For the reasons set forth, while I discern no need whatsoever to review the district court’s legal determination of the non-Wikimedia Plaintiffs’ standing, I respectfully dissent from the majority opinion’s unnecessary resolution of that issue.

. See Horne v. Flores, 557 U.S. 433, 446, 129 S.Ct. 2579, 174 L.Ed.2d 406 (2009) ("Because the Superintendent clearly has standing to challenge the lower courts’ decisions, we need not consider whether the legislators also have standing to do so.”); Vill. of Arlington Heights v. Metro. Hous. Dev. Corp., 429 U.S. 252, 264 and n.9, 97 S.Ct. 555, 50 L.Ed.2d 450 (1977) (holding because “one individual plaintiff ... has demonstrated standing,” the Court “need not consider whether the other individual and corporate plaintiffs have standing to maintain the suit”). The majority’s “same relief” gloss on Horne and Arlington Heights completely reads out of Justice Alito's opinion in Home the following sentence: "[I]n all standing inquiries, the critical question is whether at least one petitioner has alleged *219such a personal stake in the outcome of the controversy as to warrant his invocation of federal-court jurisdiction.” Horne, 557 U.S. at 445, 129 S.Ct. 2579 (citations and internal quotation marks omitted). In any event, this case actually fits within the majority’s "same relief” paradigm because all plaintiffs seek declaratory and injunctive relief intended to shut down the government’s Upstream surveillance program. The mere fact that a "purging order” of the sort contemplated by the majority would operate only to "purge” seized communications of a particular plaintiff is a thin reed indeed on which to base the majority's unnecessary door-closing result.
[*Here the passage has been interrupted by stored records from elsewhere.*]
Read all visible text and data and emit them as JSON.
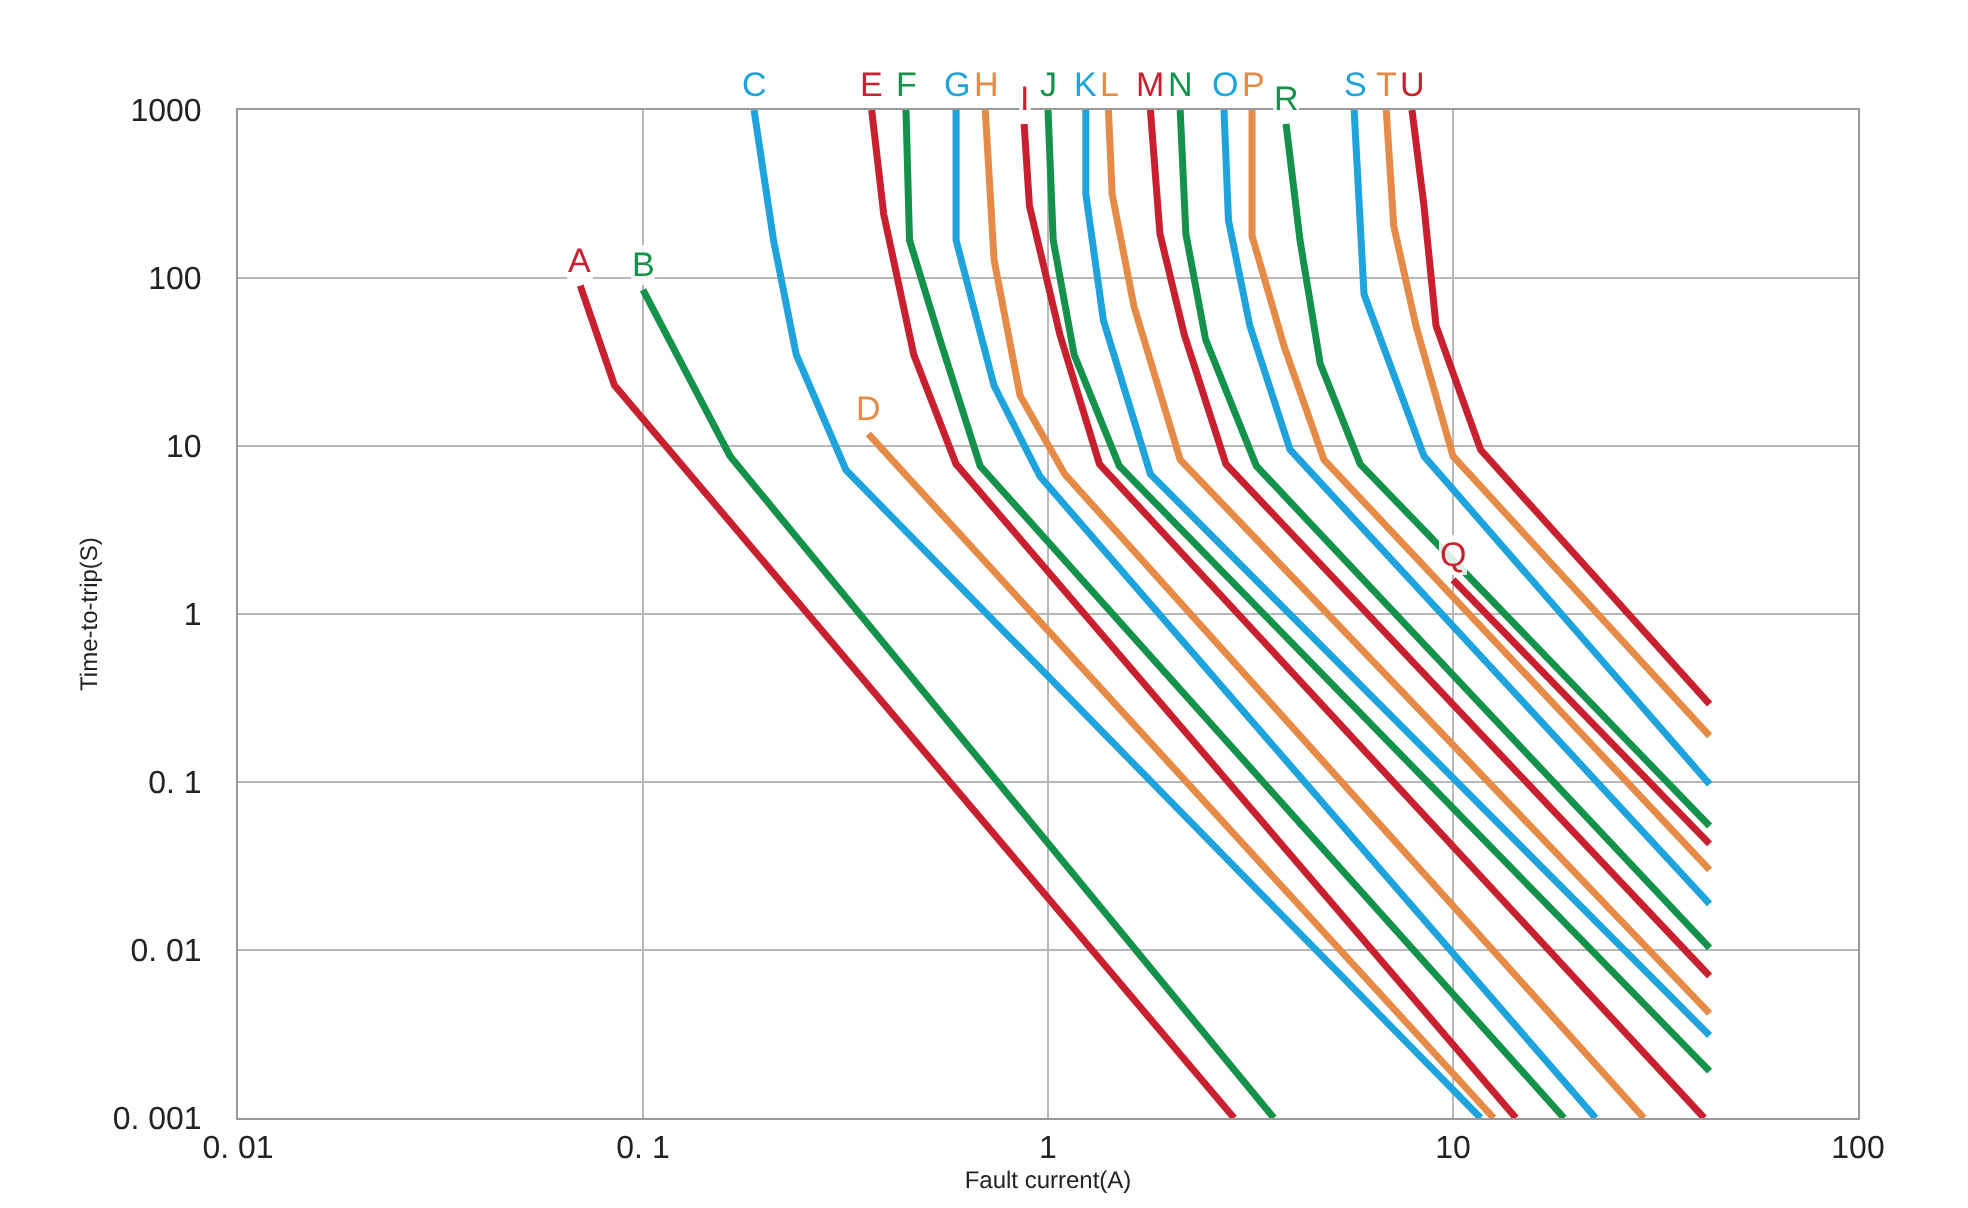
{
  "chart_data": {
    "type": "line",
    "xlabel": "Fault current(A)",
    "ylabel": "Time-to-trip(S)",
    "log": "xy",
    "grid": true,
    "legend": false,
    "xlim": [
      0.01,
      100
    ],
    "ylim": [
      0.001,
      1000
    ],
    "xticks": [
      {
        "value": 0.01,
        "label": "0. 01"
      },
      {
        "value": 0.1,
        "label": "0. 1"
      },
      1,
      10,
      100
    ],
    "yticks": [
      {
        "value": 0.001,
        "label": "0. 001"
      },
      {
        "value": 0.01,
        "label": "0. 01"
      },
      {
        "value": 0.1,
        "label": "0. 1"
      },
      1,
      10,
      100,
      1000
    ],
    "series": [
      {
        "name": "A",
        "color": "#c8202f",
        "x": [
          0.07,
          0.085,
          2.88
        ],
        "values": [
          90,
          23,
          0.001
        ]
      },
      {
        "name": "B",
        "color": "#14914a",
        "x": [
          0.1,
          0.164,
          3.61
        ],
        "values": [
          85,
          8.7,
          0.001
        ]
      },
      {
        "name": "C",
        "color": "#1ea3dc",
        "x": [
          0.188,
          0.21,
          0.239,
          0.317,
          11.7
        ],
        "values": [
          1000,
          168,
          35,
          7.2,
          0.001
        ]
      },
      {
        "name": "D",
        "color": "#e58b47",
        "x": [
          0.36,
          12.6
        ],
        "values": [
          11.8,
          0.001
        ]
      },
      {
        "name": "E",
        "color": "#c8202f",
        "x": [
          0.367,
          0.393,
          0.466,
          0.593,
          14.3
        ],
        "values": [
          1000,
          240,
          35,
          7.8,
          0.001
        ]
      },
      {
        "name": "F",
        "color": "#14914a",
        "x": [
          0.446,
          0.455,
          0.541,
          0.68,
          18.8
        ],
        "values": [
          1000,
          168,
          43,
          7.6,
          0.001
        ]
      },
      {
        "name": "G",
        "color": "#1ea3dc",
        "x": [
          0.593,
          0.593,
          0.736,
          0.955,
          22.5
        ],
        "values": [
          1000,
          168,
          22.8,
          6.6,
          0.001
        ]
      },
      {
        "name": "H",
        "color": "#e58b47",
        "x": [
          0.7,
          0.736,
          0.853,
          1.1,
          29.6
        ],
        "values": [
          1000,
          128,
          20,
          6.8,
          0.001
        ]
      },
      {
        "name": "I",
        "color": "#c8202f",
        "x": [
          0.873,
          0.9,
          1.07,
          1.34,
          41.7
        ],
        "values": [
          826,
          268,
          46,
          7.8,
          0.001
        ]
      },
      {
        "name": "J",
        "color": "#14914a",
        "x": [
          1.0,
          1.03,
          1.16,
          1.5,
          43
        ],
        "values": [
          1000,
          168,
          35,
          7.6,
          0.0019
        ]
      },
      {
        "name": "K",
        "color": "#1ea3dc",
        "x": [
          1.24,
          1.24,
          1.37,
          1.79,
          43
        ],
        "values": [
          1000,
          316,
          56,
          6.8,
          0.0031
        ]
      },
      {
        "name": "L",
        "color": "#e58b47",
        "x": [
          1.41,
          1.44,
          1.63,
          2.12,
          43
        ],
        "values": [
          1000,
          316,
          68,
          8.3,
          0.0042
        ]
      },
      {
        "name": "M",
        "color": "#c8202f",
        "x": [
          1.79,
          1.89,
          2.17,
          2.75,
          43
        ],
        "values": [
          1000,
          183,
          46,
          7.8,
          0.007
        ]
      },
      {
        "name": "N",
        "color": "#14914a",
        "x": [
          2.12,
          2.19,
          2.45,
          3.27,
          43
        ],
        "values": [
          1000,
          183,
          43,
          7.6,
          0.0103
        ]
      },
      {
        "name": "O",
        "color": "#1ea3dc",
        "x": [
          2.72,
          2.79,
          3.15,
          3.96,
          43
        ],
        "values": [
          1000,
          221,
          52,
          9.5,
          0.0188
        ]
      },
      {
        "name": "P",
        "color": "#e58b47",
        "x": [
          3.19,
          3.19,
          3.83,
          4.8,
          43
        ],
        "values": [
          1000,
          178,
          39,
          8.3,
          0.03
        ]
      },
      {
        "name": "Q",
        "color": "#c8202f",
        "x": [
          10.0,
          43
        ],
        "values": [
          1.6,
          0.0428
        ]
      },
      {
        "name": "R",
        "color": "#14914a",
        "x": [
          3.87,
          4.19,
          4.7,
          5.9,
          43
        ],
        "values": [
          826,
          168,
          31,
          7.8,
          0.0547
        ]
      },
      {
        "name": "S",
        "color": "#1ea3dc",
        "x": [
          5.7,
          6.03,
          8.48,
          43
        ],
        "values": [
          1000,
          80,
          8.7,
          0.097
        ]
      },
      {
        "name": "T",
        "color": "#e58b47",
        "x": [
          6.84,
          7.14,
          8.1,
          10.0,
          43
        ],
        "values": [
          1000,
          204,
          52,
          8.7,
          0.188
        ]
      },
      {
        "name": "U",
        "color": "#c8202f",
        "x": [
          7.92,
          8.48,
          9.08,
          11.7,
          43
        ],
        "values": [
          1000,
          268,
          52,
          9.5,
          0.291
        ]
      }
    ]
  }
}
It is not clear to me why the majority elects to ignore the Chief Justice’s sage admonition: ”[I]f it is not necessary to decide more, it is necessary not to decide more.” PDK Labs., Inc. v. Drug Enforcement Admin., 362 F.3d 786, 799 (D.C. Cir. 2004) (Roberts, J., concurring in part and concurring in the judgment). The majority's assertion to the contrary notwithstanding, I think I know dicta when I see it, and here I see dicta. If, in fact, the Wikime-dia Plaintiffs go on to prove their claims in this case, i.e., establish a violation of the Fourth Amendment as to themselves, it is beyond my capacity to conjure a rational basis on which the non-Wikimedia Plaintiffs would not be entitled to similar relief from seizures effected pursuant to the Upstream program and of course, the dismissal here of the non-Wikimedia Plaintiffs will be without prejudice. S. Walk at Broadlands Homeowner’s Ass’n v. OpenBand at Broadlands, LLC, 713 F.3d 175, 185 (4th Cir. 2013).
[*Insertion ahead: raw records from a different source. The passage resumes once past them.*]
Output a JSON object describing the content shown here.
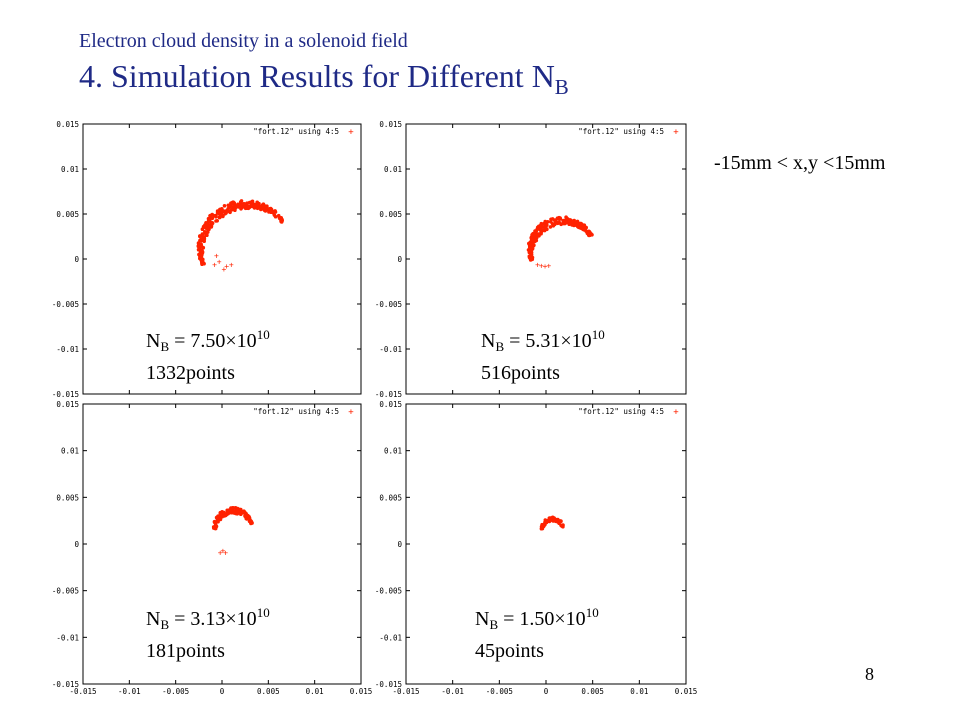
{
  "header": {
    "subtitle": "Electron cloud density in a solenoid field",
    "title_main": "4. Simulation Results for Different N",
    "title_sub": "B"
  },
  "range_note": "-15mm < x,y <15mm",
  "page_number": "8",
  "chart_data": [
    {
      "type": "scatter",
      "legend": "\"fort.12\" using 4:5",
      "legend_position": "top-right",
      "xlim": [
        -0.015,
        0.015
      ],
      "ylim": [
        -0.015,
        0.015
      ],
      "x_ticks": [
        "-0.015",
        "-0.01",
        "-0.005",
        "0",
        "0.005",
        "0.01",
        "0.015"
      ],
      "y_ticks": [
        "0.015",
        "0.01",
        "0.005",
        "0",
        "-0.005",
        "-0.01",
        "-0.015"
      ],
      "marker_color": "#ff2200",
      "caption": {
        "symbol": "N",
        "sub": "B",
        "value": " = 7.50×10",
        "exp": "10",
        "points": "1332points"
      },
      "cloud": {
        "cx": 0.0025,
        "cy": 0.0014,
        "r_outer": 0.0051,
        "r_inner": 0.0041,
        "a0": 0.6,
        "a1": 3.55
      },
      "strays": [
        [
          -0.0003,
          -0.0003
        ],
        [
          -0.0008,
          -0.0006
        ],
        [
          0.0005,
          -0.0008
        ],
        [
          0.001,
          -0.0006
        ],
        [
          -0.0006,
          0.0004
        ],
        [
          0.0002,
          -0.0011
        ]
      ]
    },
    {
      "type": "scatter",
      "legend": "\"fort.12\" using 4:5",
      "legend_position": "top-right",
      "xlim": [
        -0.015,
        0.015
      ],
      "ylim": [
        -0.015,
        0.015
      ],
      "x_ticks": [
        "-0.015",
        "-0.01",
        "-0.005",
        "0",
        "0.005",
        "0.01",
        "0.015"
      ],
      "y_ticks": [
        "0.015",
        "0.01",
        "0.005",
        "0",
        "-0.005",
        "-0.01",
        "-0.015"
      ],
      "marker_color": "#ff2200",
      "caption": {
        "symbol": "N",
        "sub": "B",
        "value": " = 5.31×10",
        "exp": "10",
        "points": "516points"
      },
      "cloud": {
        "cx": 0.0017,
        "cy": 0.0011,
        "r_outer": 0.0036,
        "r_inner": 0.0027,
        "a0": 0.45,
        "a1": 3.5
      },
      "strays": [
        [
          -0.0005,
          -0.0007
        ],
        [
          -0.0001,
          -0.0008
        ],
        [
          0.0003,
          -0.0007
        ],
        [
          -0.0009,
          -0.0006
        ]
      ]
    },
    {
      "type": "scatter",
      "legend": "\"fort.12\" using 4:5",
      "legend_position": "top-right",
      "xlim": [
        -0.015,
        0.015
      ],
      "ylim": [
        -0.015,
        0.015
      ],
      "x_ticks": [
        "-0.015",
        "-0.01",
        "-0.005",
        "0",
        "0.005",
        "0.01",
        "0.015"
      ],
      "y_ticks": [
        "0.015",
        "0.01",
        "0.005",
        "0",
        "-0.005",
        "-0.01",
        "-0.015"
      ],
      "marker_color": "#ff2200",
      "caption": {
        "symbol": "N",
        "sub": "B",
        "value": " = 3.13×10",
        "exp": "10",
        "points": "181points"
      },
      "cloud": {
        "cx": 0.0012,
        "cy": 0.0018,
        "r_outer": 0.0021,
        "r_inner": 0.0014,
        "a0": 0.2,
        "a1": 3.3
      },
      "strays": [
        [
          -0.0002,
          -0.0009
        ],
        [
          0.0004,
          -0.0009
        ],
        [
          0.0001,
          -0.0007
        ]
      ]
    },
    {
      "type": "scatter",
      "legend": "\"fort.12\" using 4:5",
      "legend_position": "top-right",
      "xlim": [
        -0.015,
        0.015
      ],
      "ylim": [
        -0.015,
        0.015
      ],
      "x_ticks": [
        "-0.015",
        "-0.01",
        "-0.005",
        "0",
        "0.005",
        "0.01",
        "0.015"
      ],
      "y_ticks": [
        "0.015",
        "0.01",
        "0.005",
        "0",
        "-0.005",
        "-0.01",
        "-0.015"
      ],
      "marker_color": "#ff2200",
      "caption": {
        "symbol": "N",
        "sub": "B",
        "value": " = 1.50×10",
        "exp": "10",
        "points": "45points"
      },
      "cloud": {
        "cx": 0.0007,
        "cy": 0.0017,
        "r_outer": 0.0012,
        "r_inner": 0.0007,
        "a0": 0.1,
        "a1": 3.2
      },
      "strays": []
    }
  ]
}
In sum, the day cannot be far off when defendants in a broad array of multi-plaintiff cases will point to the majority’s holding in this case as authority requiring already shorthanded and overworked federal district judges to separately assess the standing of each and every plaintiff in complex, impact litigation. Needless to say, we should avoid imposing such a requirement in the absence of the absolute necessity that we do so.
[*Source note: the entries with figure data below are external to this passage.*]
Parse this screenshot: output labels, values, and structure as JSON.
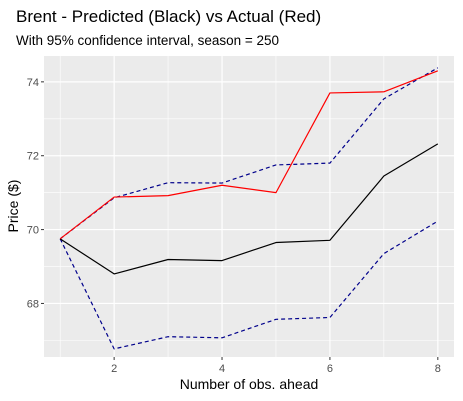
{
  "chart_data": {
    "type": "line",
    "title": "Brent - Predicted (Black) vs Actual (Red)",
    "subtitle": "With 95% confidence interval, season = 250",
    "xlabel": "Number of obs. ahead",
    "ylabel": "Price ($)",
    "x": [
      1,
      2,
      3,
      4,
      5,
      6,
      7,
      8
    ],
    "xlim": [
      0.7,
      8.3
    ],
    "ylim": [
      66.55,
      74.7
    ],
    "x_ticks": [
      2,
      4,
      6,
      8
    ],
    "y_ticks": [
      68,
      70,
      72,
      74
    ],
    "grid": true,
    "series": [
      {
        "key": "predicted",
        "color": "#000000",
        "line_style": "solid",
        "values": [
          69.75,
          68.8,
          69.19,
          69.16,
          69.65,
          69.71,
          71.45,
          72.32
        ]
      },
      {
        "key": "actual",
        "color": "#ff0000",
        "line_style": "solid",
        "values": [
          69.75,
          70.88,
          70.92,
          71.2,
          71.0,
          73.7,
          73.73,
          74.3
        ]
      },
      {
        "key": "upper",
        "color": "#00008b",
        "line_style": "dashed",
        "values": [
          69.75,
          70.86,
          71.27,
          71.26,
          71.75,
          71.8,
          73.54,
          74.38
        ]
      },
      {
        "key": "lower",
        "color": "#00008b",
        "line_style": "dashed",
        "values": [
          69.75,
          66.77,
          67.1,
          67.07,
          67.57,
          67.62,
          69.35,
          70.23
        ]
      }
    ]
  }
}
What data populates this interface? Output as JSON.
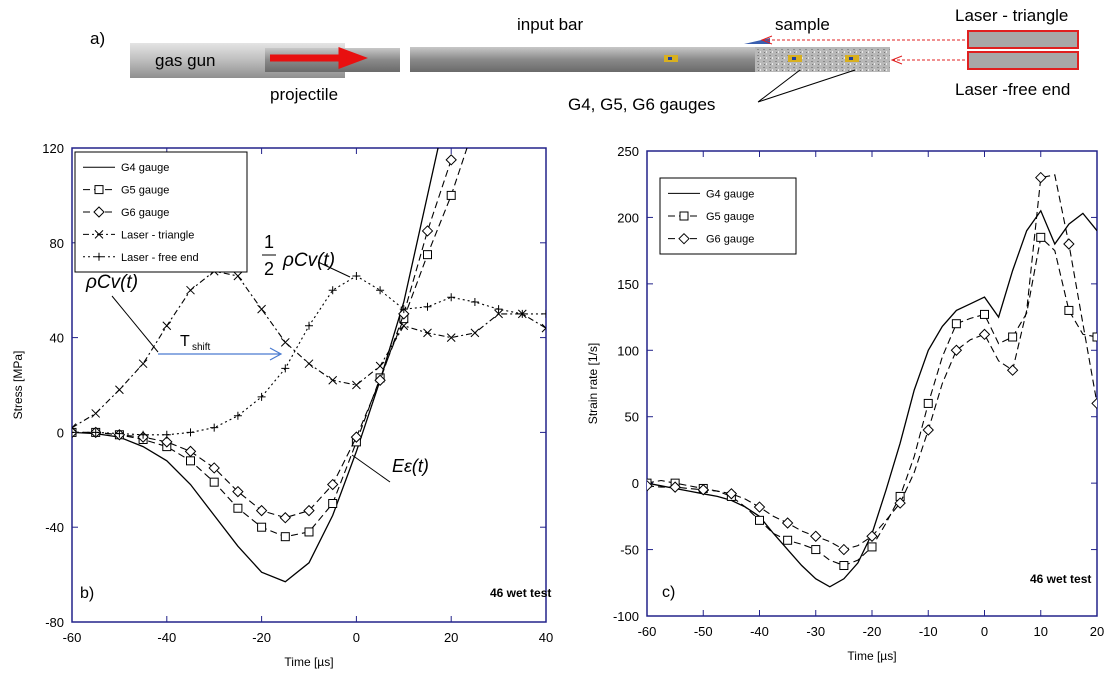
{
  "diagram": {
    "panel_label": "a)",
    "gas_gun": "gas gun",
    "projectile": "projectile",
    "input_bar": "input bar",
    "sample": "sample",
    "laser_triangle": "Laser - triangle",
    "laser_free_end": "Laser -free end",
    "gauges": "G4, G5, G6 gauges"
  },
  "chart_data": [
    {
      "type": "line",
      "xlabel": "Time [µs]",
      "ylabel": "Stress [MPa]",
      "x": [
        -60,
        -55,
        -50,
        -45,
        -40,
        -35,
        -30,
        -25,
        -20,
        -15,
        -10,
        -5,
        0,
        5,
        10,
        15,
        20,
        25,
        30,
        35,
        40
      ],
      "xlim": [
        -60,
        40
      ],
      "xticks": [
        -60,
        -40,
        -20,
        0,
        20,
        40
      ],
      "ylim": [
        -80,
        120
      ],
      "yticks": [
        -80,
        -40,
        0,
        40,
        80,
        120
      ],
      "legend": "upper left",
      "series": [
        {
          "name": "G4 gauge",
          "color": "#000000",
          "style": "solid",
          "marker": "none",
          "values": [
            0,
            -0.5,
            -2,
            -6,
            -12,
            -22,
            -35,
            -48,
            -59,
            -63,
            -55,
            -35,
            -8,
            22,
            55,
            100,
            145,
            null,
            null,
            null,
            null
          ]
        },
        {
          "name": "G5 gauge",
          "color": "#000000",
          "style": "dashed",
          "marker": "square",
          "values": [
            0,
            0,
            -1,
            -3,
            -6,
            -12,
            -21,
            -32,
            -40,
            -44,
            -42,
            -30,
            -4,
            23,
            48,
            75,
            100,
            130,
            null,
            null,
            null
          ]
        },
        {
          "name": "G6 gauge",
          "color": "#000000",
          "style": "dashed",
          "marker": "diamond",
          "values": [
            0,
            0,
            -1,
            -2,
            -4,
            -8,
            -15,
            -25,
            -33,
            -36,
            -33,
            -22,
            -2,
            22,
            50,
            85,
            115,
            null,
            null,
            null,
            null
          ]
        },
        {
          "name": "Laser - triangle",
          "color": "#000000",
          "style": "dashdot",
          "marker": "x",
          "values": [
            2,
            8,
            18,
            29,
            45,
            60,
            68,
            66,
            52,
            38,
            29,
            22,
            20,
            28,
            45,
            42,
            40,
            42,
            50,
            50,
            44
          ]
        },
        {
          "name": "Laser - free end",
          "color": "#000000",
          "style": "dotted",
          "marker": "plus",
          "values": [
            0,
            0,
            -0.5,
            -1,
            -1,
            0,
            2,
            7,
            15,
            27,
            45,
            60,
            66,
            60,
            52,
            53,
            57,
            55,
            52,
            50,
            50
          ]
        }
      ],
      "annotations": [
        "1",
        "2",
        "ρCv(t)",
        "ρCv(t)",
        "T",
        "shift",
        "Eε(t)",
        "b)",
        "46 wet test"
      ]
    },
    {
      "type": "line",
      "xlabel": "Time [µs]",
      "ylabel": "Strain rate [1/s]",
      "x": [
        -60,
        -57.5,
        -55,
        -52.5,
        -50,
        -47.5,
        -45,
        -42.5,
        -40,
        -37.5,
        -35,
        -32.5,
        -30,
        -27.5,
        -25,
        -22.5,
        -20,
        -17.5,
        -15,
        -12.5,
        -10,
        -7.5,
        -5,
        -2.5,
        0,
        2.5,
        5,
        7.5,
        10,
        12.5,
        15,
        17.5,
        20
      ],
      "xlim": [
        -60,
        20
      ],
      "xticks": [
        -60,
        -50,
        -40,
        -30,
        -20,
        -10,
        0,
        10,
        20
      ],
      "ylim": [
        -100,
        250
      ],
      "yticks": [
        -100,
        -50,
        0,
        50,
        100,
        150,
        200,
        250
      ],
      "legend": "upper left",
      "series": [
        {
          "name": "G4 gauge",
          "color": "#000000",
          "style": "solid",
          "marker": "none",
          "values": [
            0,
            -2,
            -4,
            -6,
            -8,
            -10,
            -13,
            -18,
            -25,
            -38,
            -50,
            -62,
            -72,
            -78,
            -72,
            -60,
            -38,
            -5,
            30,
            70,
            100,
            118,
            130,
            135,
            140,
            125,
            160,
            190,
            205,
            180,
            195,
            203,
            190
          ]
        },
        {
          "name": "G5 gauge",
          "color": "#000000",
          "style": "dashed",
          "marker": "square",
          "values": [
            0,
            2,
            0,
            -2,
            -4,
            -6,
            -10,
            -18,
            -28,
            -38,
            -43,
            -46,
            -50,
            -58,
            -62,
            -58,
            -48,
            -30,
            -10,
            20,
            60,
            95,
            120,
            124,
            127,
            105,
            110,
            128,
            185,
            175,
            130,
            112,
            110
          ]
        },
        {
          "name": "G6 gauge",
          "color": "#000000",
          "style": "dashed",
          "marker": "diamond",
          "values": [
            -2,
            -3,
            -3,
            -4,
            -5,
            -6,
            -8,
            -12,
            -18,
            -25,
            -30,
            -36,
            -40,
            -44,
            -50,
            -47,
            -40,
            -28,
            -15,
            8,
            40,
            75,
            100,
            108,
            112,
            92,
            85,
            130,
            230,
            232,
            180,
            120,
            60
          ]
        }
      ],
      "annotations": [
        "c)",
        "46 wet test"
      ]
    }
  ]
}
. Plaintiffs provide additional support for this allegation by corroborating it with a N.Y. Times report, which stated that the NSA is surveilling "most e-mails and other text-based communications that cross the border.” J.A. 51. The majority finds that this report is entitled to "little significance” because it "is effectively a recitation of" Plaintiffs’ allegation. Op. at 214. The N.Y. Times report predates the complaint, however; thus, the allegation is a "recitation” of the factual news report, not the other way around. Moreover, the fact that Plaintiffs based their allegation on factual news reporting rather than their own conjecture means the allegation is entitled to more weight not less.